Was jetzt wichtig ist
Kann man sich Programme also sparen? Das ist angesichts der hiesigen Tarifstreitigkeiten die brisante Frage. Gigerenzer – vom Fach her Psychologe – ist für Aufklärung, nicht Verbot. Screening könne nur dann informierte Entscheidungen ermöglichen, wenn auch ehrlich über Nutzen und Schaden gesprochen werde: über die geringe absolute Risikoreduktion, die Möglichkeit unnötiger Eingriffe, aber auch die psychische Belastung, die Diagnose und Behandlung mit sich bringen.
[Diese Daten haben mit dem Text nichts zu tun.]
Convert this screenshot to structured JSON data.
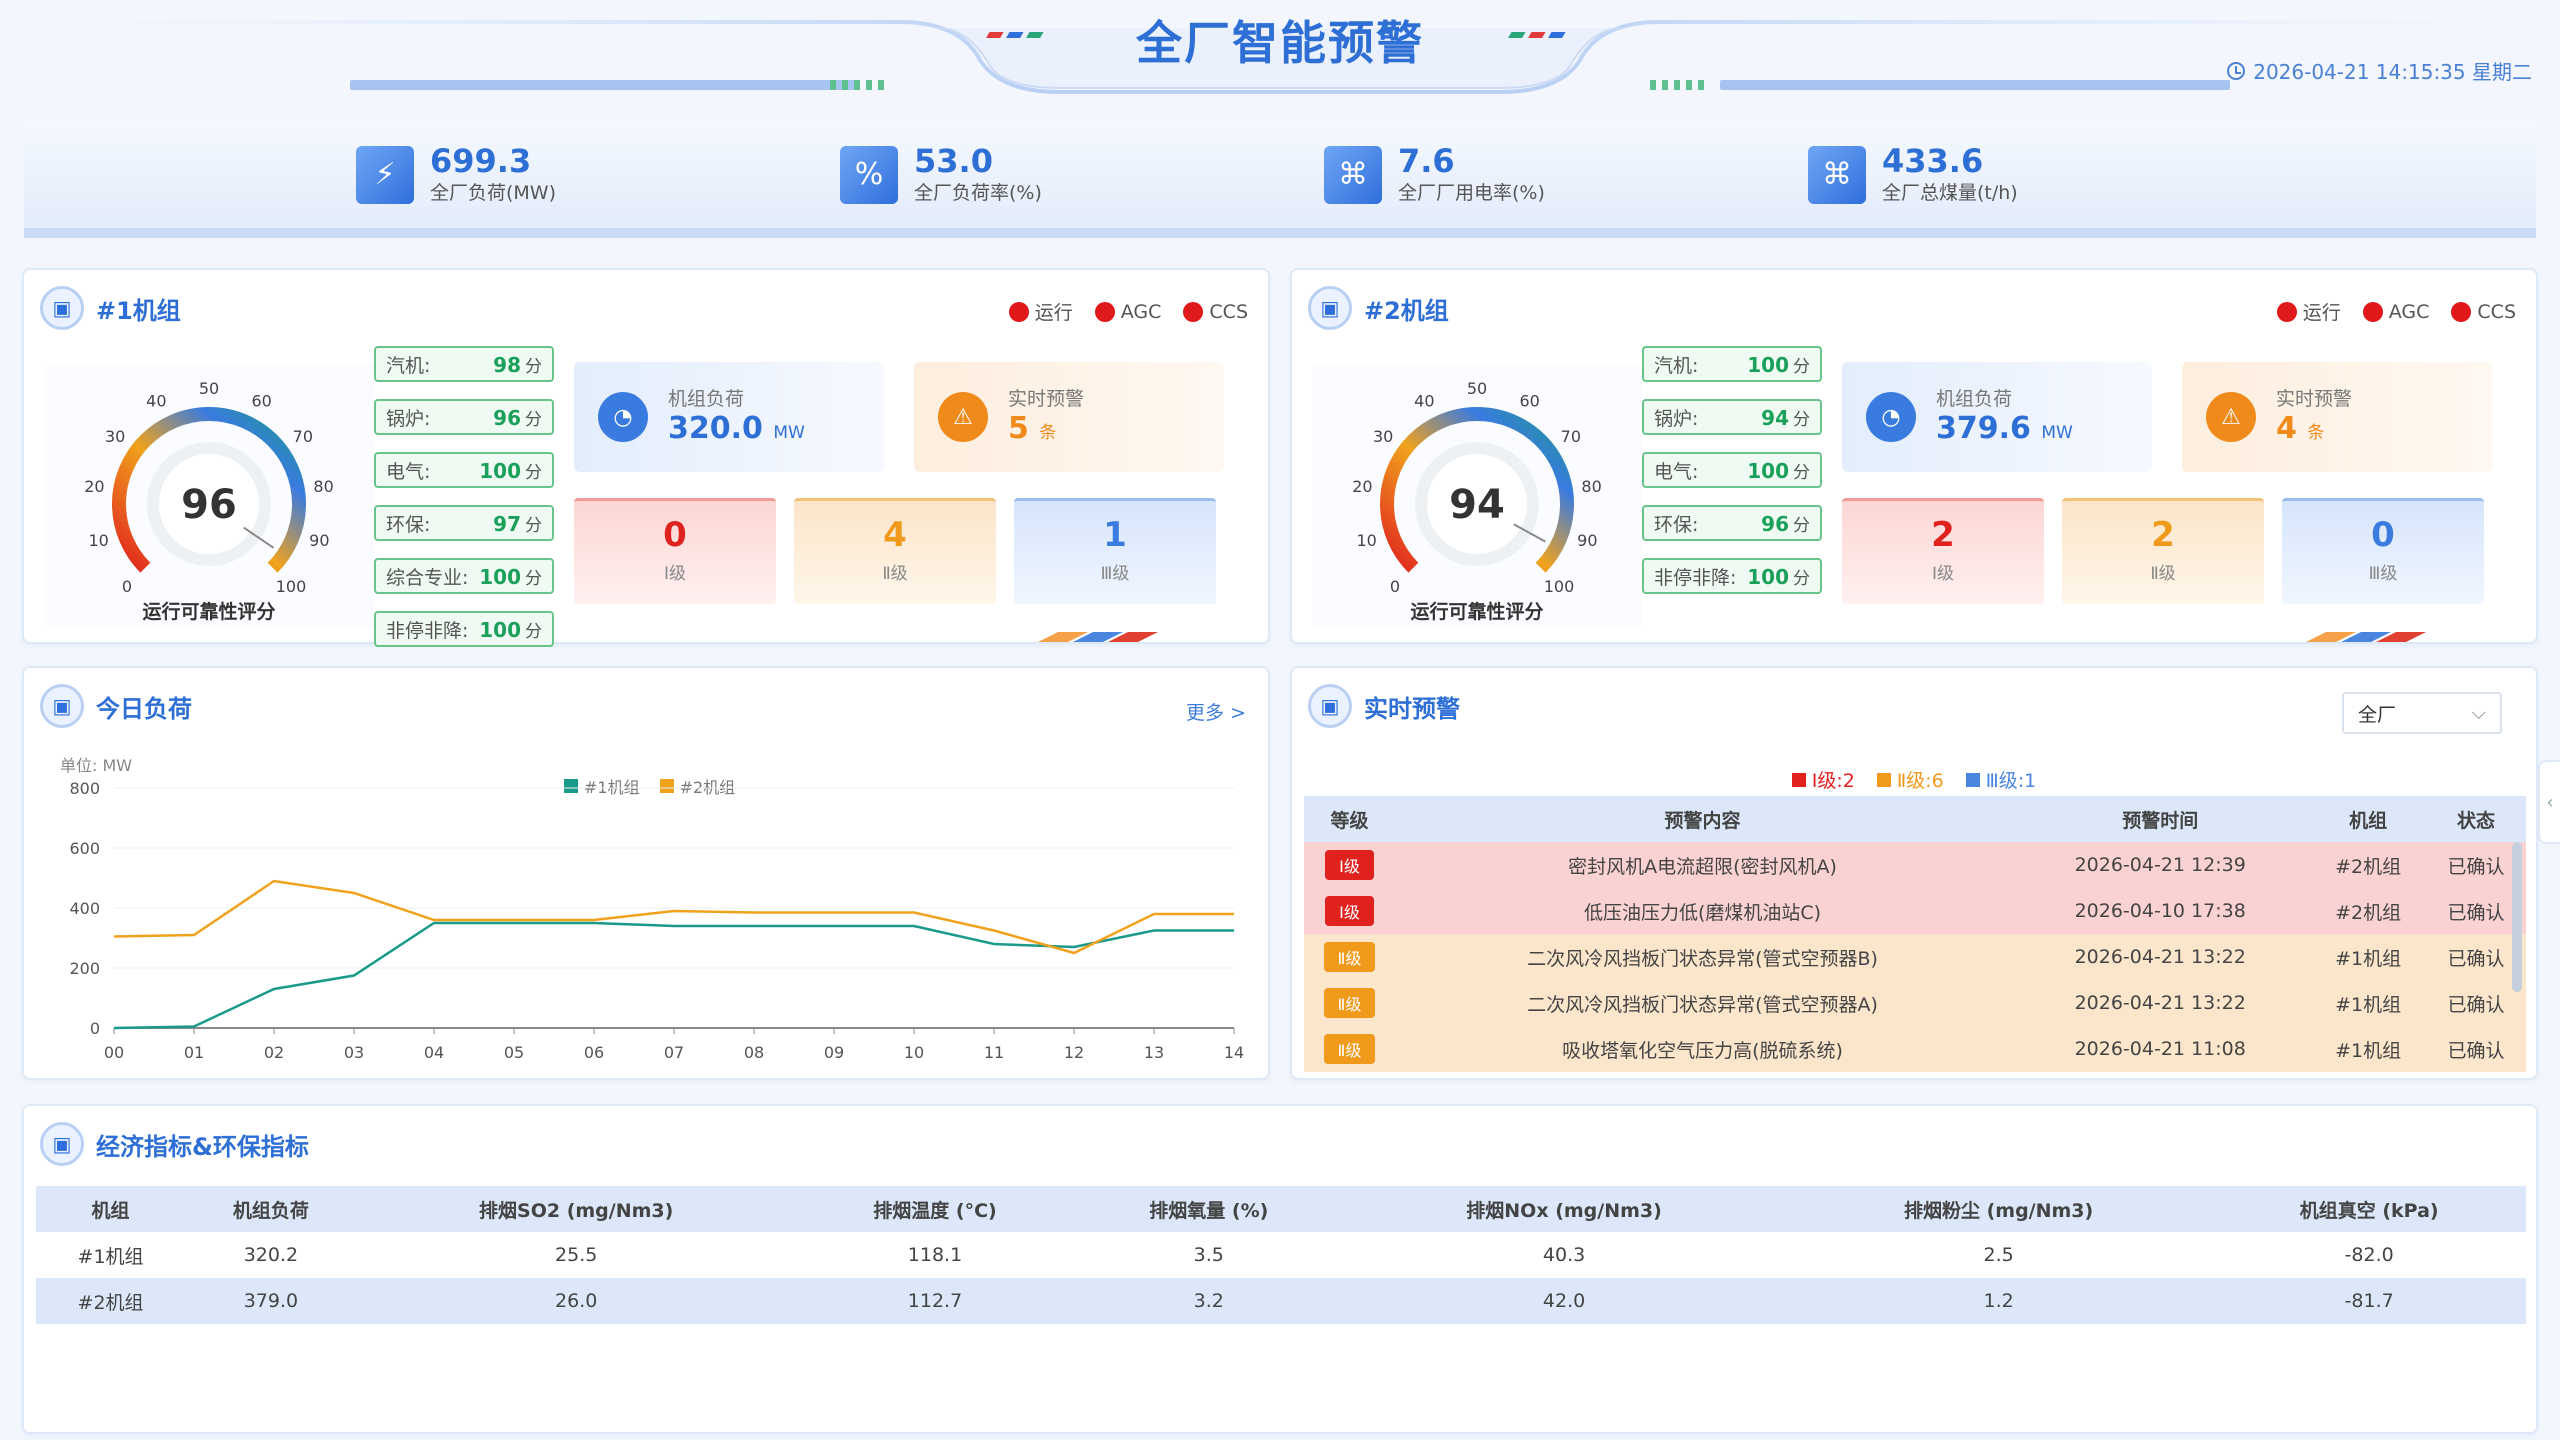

Auch solle mehr Geld in die Entwicklung von Krebs-Therapien und von Programmen, die den Lifestyle ändern, investiert werden.
Auf Schweizer Seite argumentiert Rudolf Morant, Präsident der Krebsliga Ostschweiz, anders. Auch er räumt gegenüber Medinside ein, dass die statistische Interpretation anspruchsvoll ist – aber er bleibt überzeugt: «Durch Teilnahme an einem Brustkrebsfrüherkennungs-Programm sinkt die Wahrscheinlichkeit, an Brustkrebs zu sterben, stark. Diese Befunde sind solide und plausibel.»
Morants Perspektive: Nicht nur das Überleben zählt, sondern auch, wie belastend die Therapie ist. Und genau hier biete das Screening und eine frühzeitige Diagnose Vorteile.
Fazit: Keine einfache Wahrheit
Was bleibt, ist ein Dilemma: Die Studienlage ist komplex, die Kommunikation darüber umso mehr. Während die einen nüchterne Risikoabwägung fordern, betonen Vertreterinnen und Vertreter der Früherkennungsprogramme den Zugewinn an Lebensqualität.
Klar ist: Der Streit um Zahlen ist mehr als akademisch. In der Schweiz droht funktionierenden Programmen derzeit das Aus – mitten in einer Debatte, die dringend nach Transparenz verlangt. Nicht mehr Zahlen, sondern verständliche, ehrliche Information ist jetzt gefragt.